В голосе Дарды не было вызова. Он был таким же как обычно. Теперь Ильгок смотрел на нее с некоторым беспокойством. Может быть, он и впрямь верил в ее безумие?
– Если ты не уйдешь, я сам уйду.
– А я тебя догоню. И буду ходить за тобой. И добьюсь своего.
Дарда не делала попыток применить какие-то женские уловки, предназначенные для того, чтобы привлечь мужчину. Во-первых, она их не знала. Во-вторых, при ее внешности они привели бы к обратному результату. Она даже не упоминала о любви, потому что ее не было. А то, что было, Дарда выразить словами не умела.
Ильгок отвернулся. Что он увидел в ней? Воплощение всего, что отталкивало его в этой стране – надменности, практицизма, невероятного упорства? Крушение главного принципа, на котором строилось его учение – незыблемости отношений мастера и ученика, при которой не то, что о бунте – о споре помыслить невозможно? Он был убежден, что уничтожил гордость Дарды, а на деле эта гордость ничуть не уменьшилась. Он только не замечал ее. Ильгок привык читать души своих учеников, как раскрытую книгу, и вдруг оказалось, что книга написана на незнакомом ему языке.
Или ему неприятно было смотреть на несчастную уродину, посягающую на то, что ей не положено?
Что бы он сейчас ни испытывал, это сталось невысказанным. Высказалась Дарда.
– Если тебе сейчас не до меня, я подожду. Я буду ждать, сколько нужно. Но не отступлю.

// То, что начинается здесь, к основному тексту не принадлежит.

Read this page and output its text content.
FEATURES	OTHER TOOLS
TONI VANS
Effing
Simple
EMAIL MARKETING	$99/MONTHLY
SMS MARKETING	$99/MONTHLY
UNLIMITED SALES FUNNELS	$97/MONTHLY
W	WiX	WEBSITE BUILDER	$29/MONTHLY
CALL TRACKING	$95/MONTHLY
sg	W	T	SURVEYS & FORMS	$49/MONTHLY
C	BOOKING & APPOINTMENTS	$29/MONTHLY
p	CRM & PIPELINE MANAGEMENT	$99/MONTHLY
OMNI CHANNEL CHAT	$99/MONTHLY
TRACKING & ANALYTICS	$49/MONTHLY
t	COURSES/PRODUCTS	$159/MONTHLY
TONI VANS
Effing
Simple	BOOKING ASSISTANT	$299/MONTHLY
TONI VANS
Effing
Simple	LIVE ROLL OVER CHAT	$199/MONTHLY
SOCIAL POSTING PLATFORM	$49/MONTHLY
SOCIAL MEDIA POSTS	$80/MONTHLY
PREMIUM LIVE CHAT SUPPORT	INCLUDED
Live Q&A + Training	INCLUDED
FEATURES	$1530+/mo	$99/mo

С этими словами она свернула за камень и скрылась из виду. Ильгок не окликнул ее, и она не оглядывалась.
Ей не было стыдно, потому что ее не учили стыдиться. Очевидно, люди полагали, будто из-за своей внешности она и так беспрерывно терзалась стыдом. Они ошибались. И сомнения ее не мучали. Когда Дарда принимала решение, сомнения исчезали.
И выбрав себе цель, она упорно шла к ней, всегда добиваясь своего. Даже, если ей этого не хотелось.
Должно быть, Ильгок тоже это понял.
Дарда спала спокойно и без сновидений. А когда поутру вернулась на ту самую поляну, нашла Ильгока мертвым. Он воткнул себе в сердце кинжал. Вероятно, он сделал это еще вечером, вскоре после ее ухода, потому что тело его успело остыть. И рука его не дрожала, потому что крови из раны почти не вытекло.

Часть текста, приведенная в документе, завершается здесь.